Mr. Potash, you may proceed whenever you are ready.

Charles Potash:

Mr. Chief Justice, and may it please the Court, this case squarely presents to the Court the question whether a state statute of limitations applicable to the commencement of judicial proceedings should be disregarded in a Section 1983 suit solely on the ground that the limitation period, six months, is per se unreasonably short, and consequently inconsistent with the Constitution and laws of the United States.

Respondent commenced suit on April 21st, 1981, to redress alleged discrimination on the basis of sex by her employer, the School District of Springfield Township.

One of her claims sought relief under Section 1983.

In the alternative, respondent sought relief under Section 703 of the Civil Rights Act of 1964.

Under her theory, the last act of discrimination occurred in September of 1980, some seven or eight months earlier, when a man was appointed as assistant superintendent, a job for which she had not applied.

The school district defendants moved for summary judgment, one of the grounds being that the Section 1983 claim was barred by the Pennsylvania state statute of limitations governing certain actions against public officials.

The District Court agreed.

The Court of Appeals in a panel decision reversed the dismissal of the 1983 claim on the ground that the six-month statute of limitations was so short as to be inherently inconsistent with the policies fostered by the Civil Rights Act.

The school district defendants applied for rehearing, and the application was denied, with four judges voting to grant the rehearing.

Now, there is no question in this case that the statute at issue was properly identified as the most appropriate state statute of limitations.

Therefore the question left for resolution is what the Court labeled in the recent case of Burnett versus Cratton as the third step in a Section 1983 inquiry, that is, is the state statute inconsistent with federal law?

I submit that this inquiry should be confined to a determination whether the state statute discriminates against federal rights or provides so short a time so as to effectively preclude litigating a civil rights claim.

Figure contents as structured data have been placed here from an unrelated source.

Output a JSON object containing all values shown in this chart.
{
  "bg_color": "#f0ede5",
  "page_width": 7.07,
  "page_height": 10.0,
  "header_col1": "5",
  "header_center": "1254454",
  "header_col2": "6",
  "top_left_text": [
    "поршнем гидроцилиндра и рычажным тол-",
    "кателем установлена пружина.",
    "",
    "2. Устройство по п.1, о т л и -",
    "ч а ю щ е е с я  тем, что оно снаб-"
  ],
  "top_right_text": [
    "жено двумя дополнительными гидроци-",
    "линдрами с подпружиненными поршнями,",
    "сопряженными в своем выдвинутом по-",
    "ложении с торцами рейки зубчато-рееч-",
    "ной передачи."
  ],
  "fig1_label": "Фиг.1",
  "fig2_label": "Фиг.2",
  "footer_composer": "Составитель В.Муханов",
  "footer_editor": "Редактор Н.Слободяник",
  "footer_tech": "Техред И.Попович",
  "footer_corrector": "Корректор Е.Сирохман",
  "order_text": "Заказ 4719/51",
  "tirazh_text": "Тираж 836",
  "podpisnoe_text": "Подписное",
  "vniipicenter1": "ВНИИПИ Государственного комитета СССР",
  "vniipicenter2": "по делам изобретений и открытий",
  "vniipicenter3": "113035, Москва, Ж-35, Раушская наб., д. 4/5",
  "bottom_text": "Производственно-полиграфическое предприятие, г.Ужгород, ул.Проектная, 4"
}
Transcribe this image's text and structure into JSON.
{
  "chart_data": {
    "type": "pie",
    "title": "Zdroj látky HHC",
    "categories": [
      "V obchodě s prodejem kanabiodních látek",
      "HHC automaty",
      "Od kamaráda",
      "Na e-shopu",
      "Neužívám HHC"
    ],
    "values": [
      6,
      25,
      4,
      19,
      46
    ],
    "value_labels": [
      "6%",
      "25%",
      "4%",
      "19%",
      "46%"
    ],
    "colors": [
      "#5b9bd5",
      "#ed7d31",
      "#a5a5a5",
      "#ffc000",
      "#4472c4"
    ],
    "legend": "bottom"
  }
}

It is clear that the Pennsylvania statute does not directly conflict with the Civil Rights Act.

The statute does not discriminate against federal claims.

It was not enacted with any intent to discriminate against federal claims, nor is there any hostility toward any civil rights action.

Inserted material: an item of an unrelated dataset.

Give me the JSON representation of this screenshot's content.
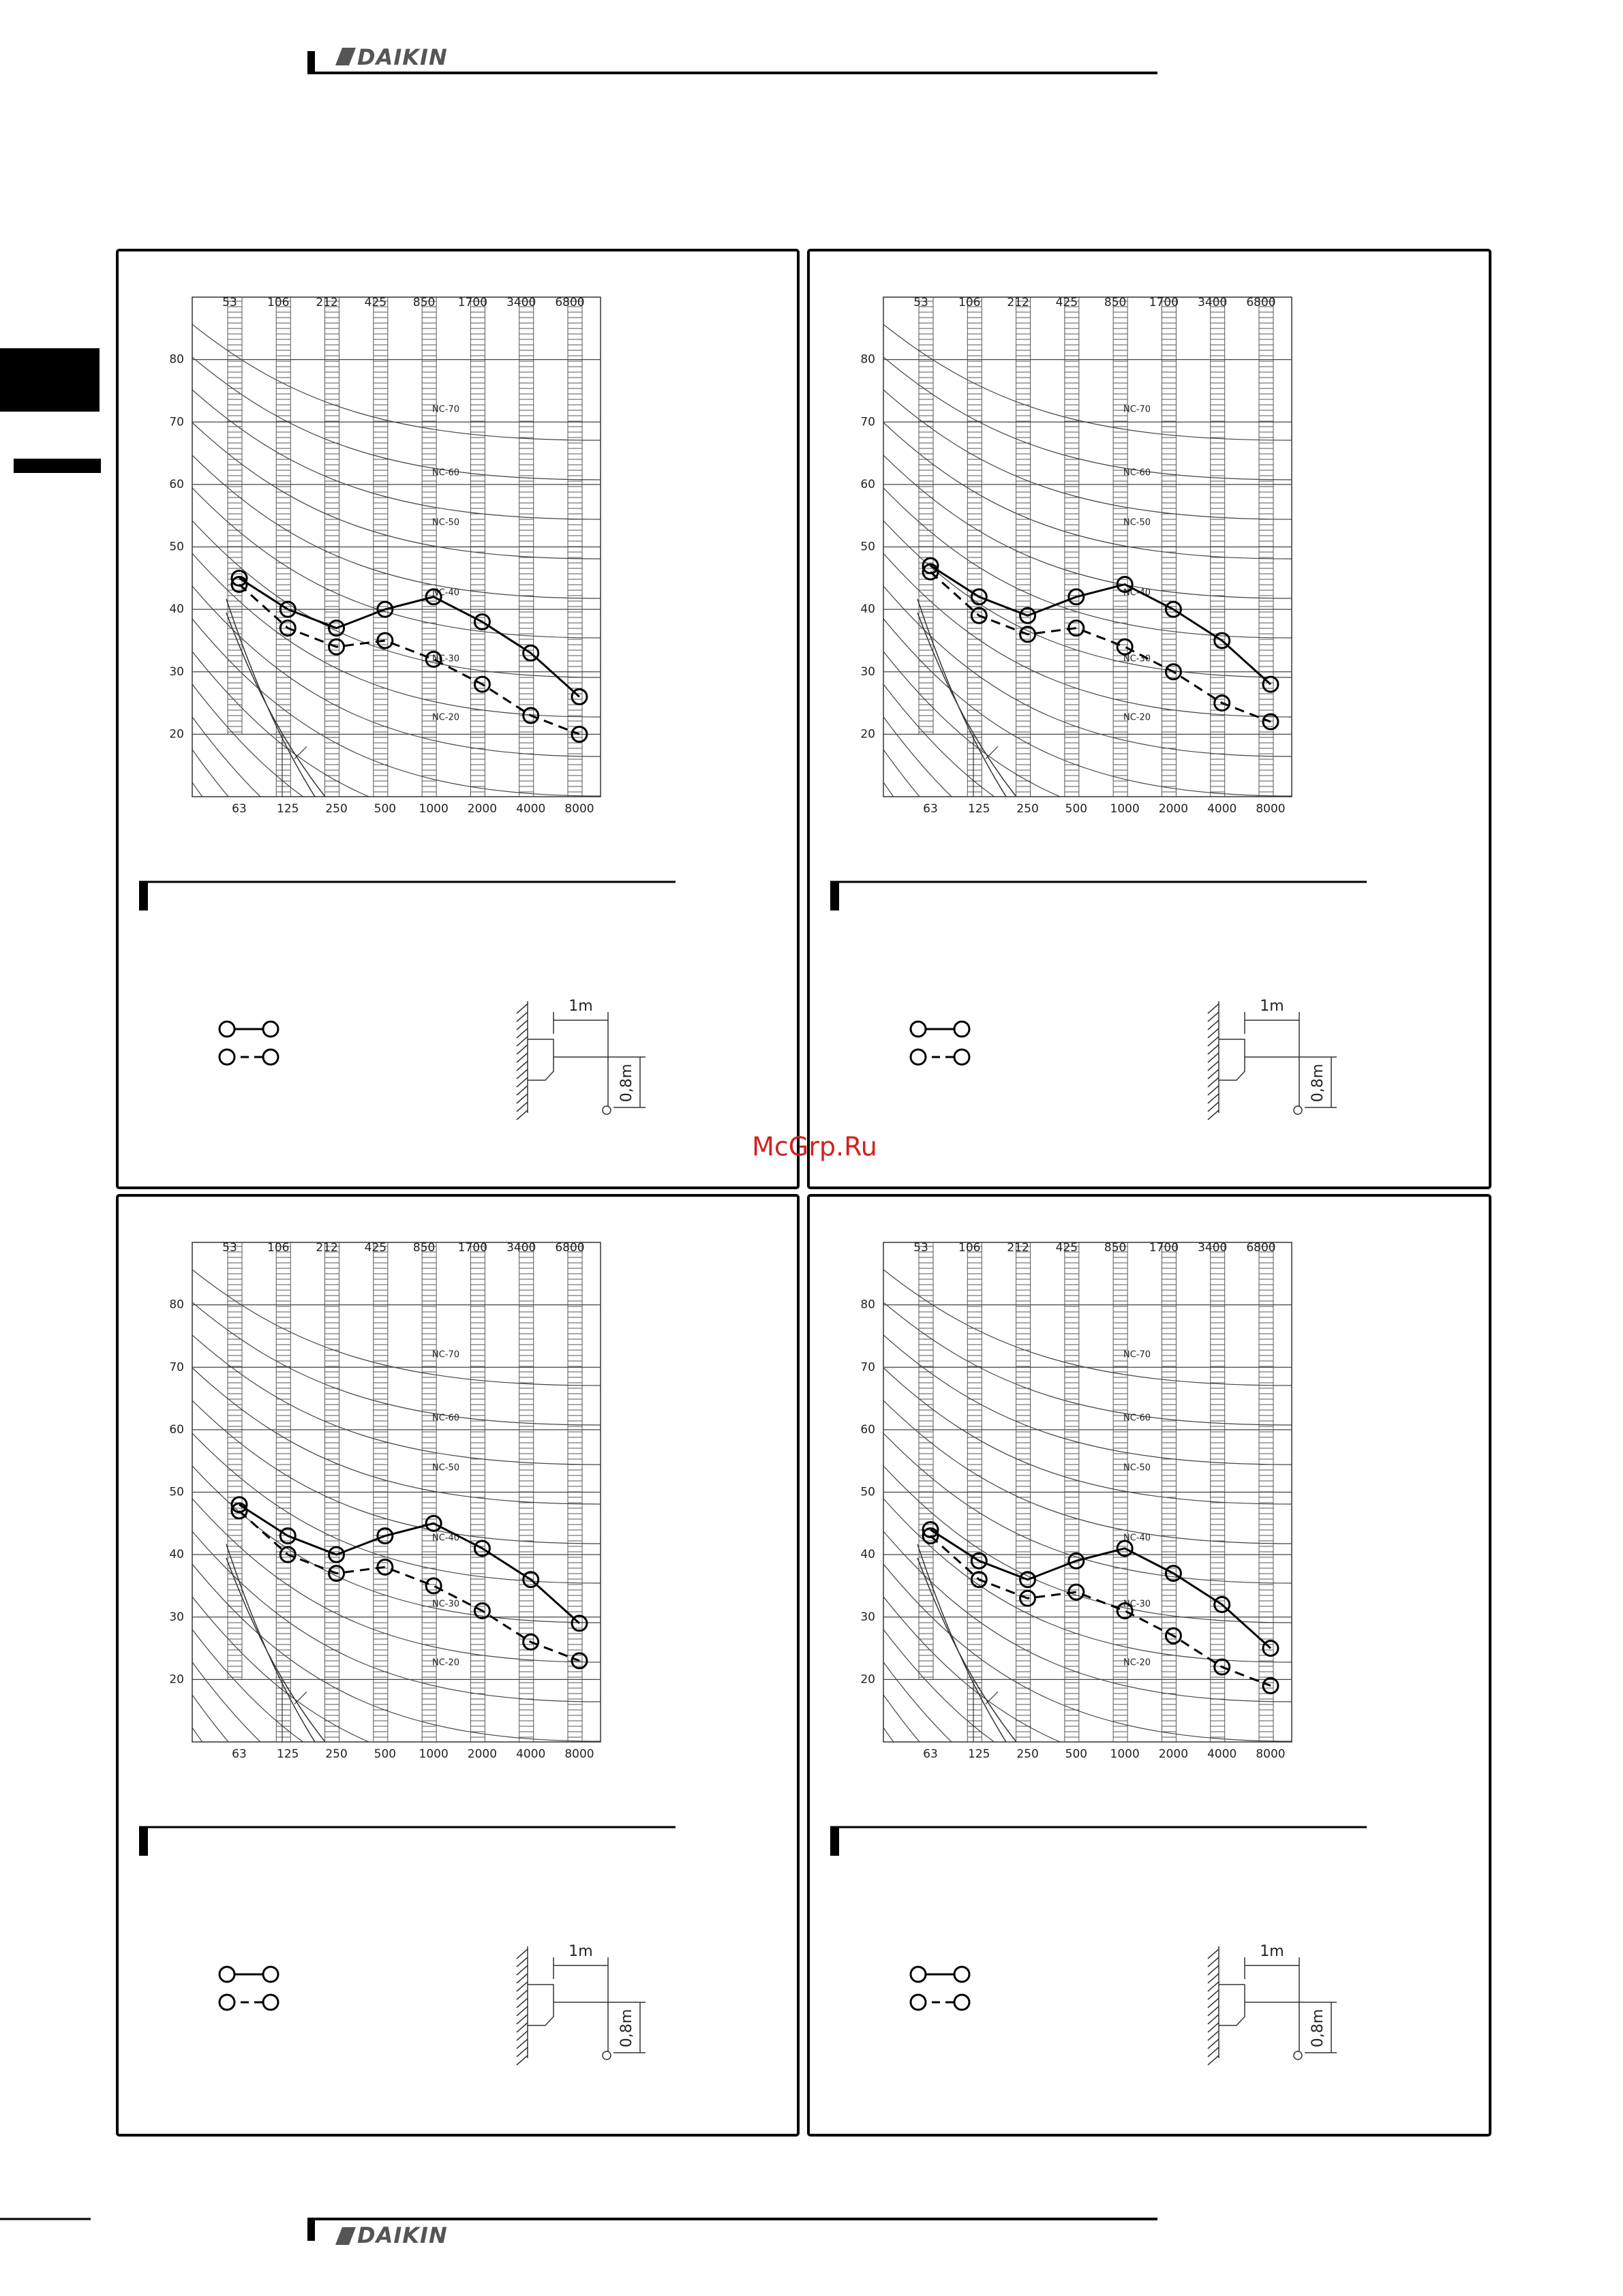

It applies to both state and federal claims.

A more cogent reason is found in the holding of the Third Circuit which held it was the analogous statute of limitations.

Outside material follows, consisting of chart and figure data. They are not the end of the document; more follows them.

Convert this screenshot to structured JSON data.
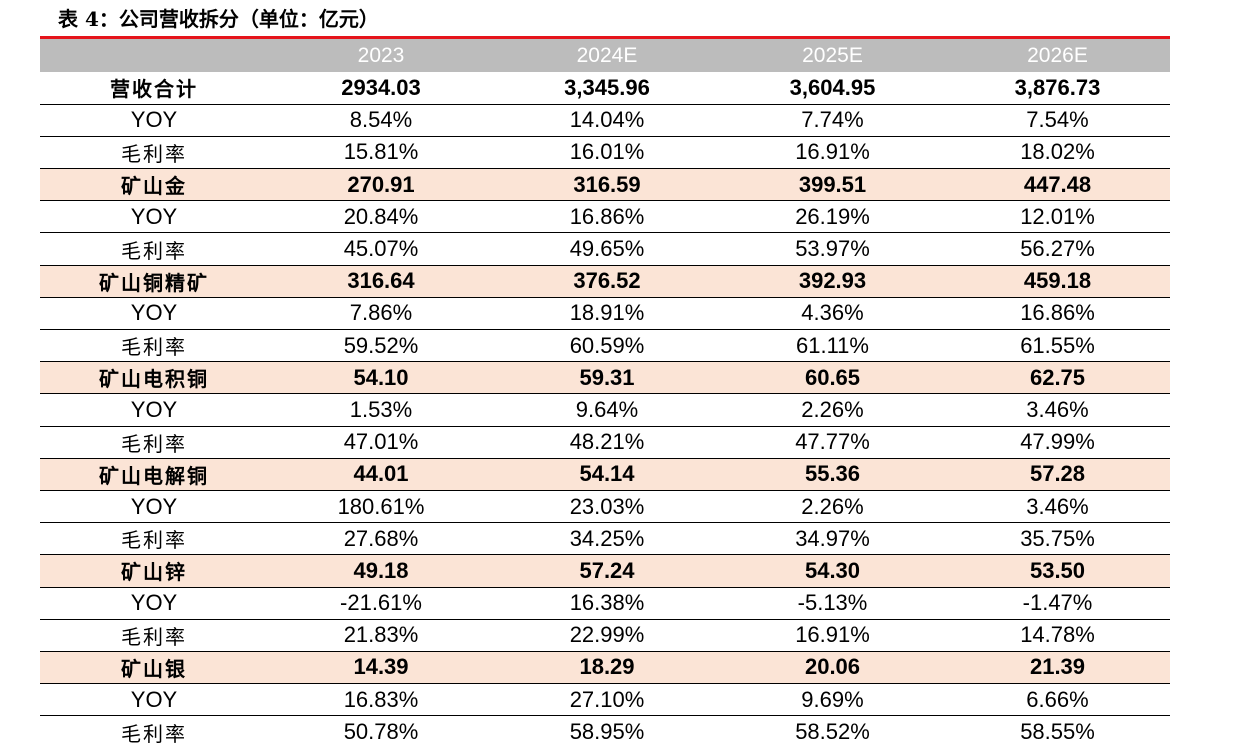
{
  "title": "表 4：公司营收拆分（单位：亿元）",
  "header": [
    "",
    "2023",
    "2024E",
    "2025E",
    "2026E"
  ],
  "rows": [
    {
      "label": "营收合计",
      "kind": "total",
      "values": [
        "2934.03",
        "3,345.96",
        "3,604.95",
        "3,876.73"
      ]
    },
    {
      "label": "YOY",
      "kind": "yoy",
      "values": [
        "8.54%",
        "14.04%",
        "7.74%",
        "7.54%"
      ]
    },
    {
      "label": "毛利率",
      "kind": "margin",
      "values": [
        "15.81%",
        "16.01%",
        "16.91%",
        "18.02%"
      ]
    },
    {
      "label": "矿山金",
      "kind": "segment",
      "values": [
        "270.91",
        "316.59",
        "399.51",
        "447.48"
      ]
    },
    {
      "label": "YOY",
      "kind": "yoy",
      "values": [
        "20.84%",
        "16.86%",
        "26.19%",
        "12.01%"
      ]
    },
    {
      "label": "毛利率",
      "kind": "margin",
      "values": [
        "45.07%",
        "49.65%",
        "53.97%",
        "56.27%"
      ]
    },
    {
      "label": "矿山铜精矿",
      "kind": "segment",
      "values": [
        "316.64",
        "376.52",
        "392.93",
        "459.18"
      ]
    },
    {
      "label": "YOY",
      "kind": "yoy",
      "values": [
        "7.86%",
        "18.91%",
        "4.36%",
        "16.86%"
      ]
    },
    {
      "label": "毛利率",
      "kind": "margin",
      "values": [
        "59.52%",
        "60.59%",
        "61.11%",
        "61.55%"
      ]
    },
    {
      "label": "矿山电积铜",
      "kind": "segment",
      "values": [
        "54.10",
        "59.31",
        "60.65",
        "62.75"
      ]
    },
    {
      "label": "YOY",
      "kind": "yoy",
      "values": [
        "1.53%",
        "9.64%",
        "2.26%",
        "3.46%"
      ]
    },
    {
      "label": "毛利率",
      "kind": "margin",
      "values": [
        "47.01%",
        "48.21%",
        "47.77%",
        "47.99%"
      ]
    },
    {
      "label": "矿山电解铜",
      "kind": "segment",
      "values": [
        "44.01",
        "54.14",
        "55.36",
        "57.28"
      ]
    },
    {
      "label": "YOY",
      "kind": "yoy",
      "values": [
        "180.61%",
        "23.03%",
        "2.26%",
        "3.46%"
      ]
    },
    {
      "label": "毛利率",
      "kind": "margin",
      "values": [
        "27.68%",
        "34.25%",
        "34.97%",
        "35.75%"
      ]
    },
    {
      "label": "矿山锌",
      "kind": "segment",
      "values": [
        "49.18",
        "57.24",
        "54.30",
        "53.50"
      ]
    },
    {
      "label": "YOY",
      "kind": "yoy",
      "values": [
        "-21.61%",
        "16.38%",
        "-5.13%",
        "-1.47%"
      ]
    },
    {
      "label": "毛利率",
      "kind": "margin",
      "values": [
        "21.83%",
        "22.99%",
        "16.91%",
        "14.78%"
      ]
    },
    {
      "label": "矿山银",
      "kind": "segment",
      "values": [
        "14.39",
        "18.29",
        "20.06",
        "21.39"
      ]
    },
    {
      "label": "YOY",
      "kind": "yoy",
      "values": [
        "16.83%",
        "27.10%",
        "9.69%",
        "6.66%"
      ]
    },
    {
      "label": "毛利率",
      "kind": "margin",
      "values": [
        "50.78%",
        "58.95%",
        "58.52%",
        "58.55%"
      ]
    }
  ],
  "colors": {
    "accent_line": "#e5141b",
    "header_bg": "#bcbcbc",
    "segment_bg": "#fbe4d6"
  }
}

Implicit in this finding was that the state and federal law claims were being treated equally.

Here there is no basis for rejection of the Pennsylvania statute on the ground that it discriminates against federal civil rights actions.

The six-month statute of limitations at issue in this case is one expressly applicable to the commencement of judicial proceedings rather than administrative proceedings.

The limitation period applies to judicial remedies enforceable in court in the first instance.

It does not limit who may bring suit.

It does not preclude money damages or injunctive relief.

For these reasons, its enactment should raise a presumption that the legislature took into account the burden of the parties to the suit governed by the limitation, and the practicalities involved in litigating civil rights claims, and found the limitation period to be a reasonable one.

The determination of the Pennsylvania legislature that a six-month period is a reasonable one within which to commence litigation, whether in a state or federal court, is given support by the holding of the Court in DelCostello versus the International Brotherhood of Teamsters.

That case impliedly recognized that a six-month limitation period was sufficient for the commencement of relatively complex federal litigation.

That case cuts across any conclusion that the practicalities of litigation necessarily mean that a six-month period is an unreasonable time in which to bring a federal cause of action.

An inquiry into the record of this case would disclose no basis for finding that the six-month limitation period was unreasonable.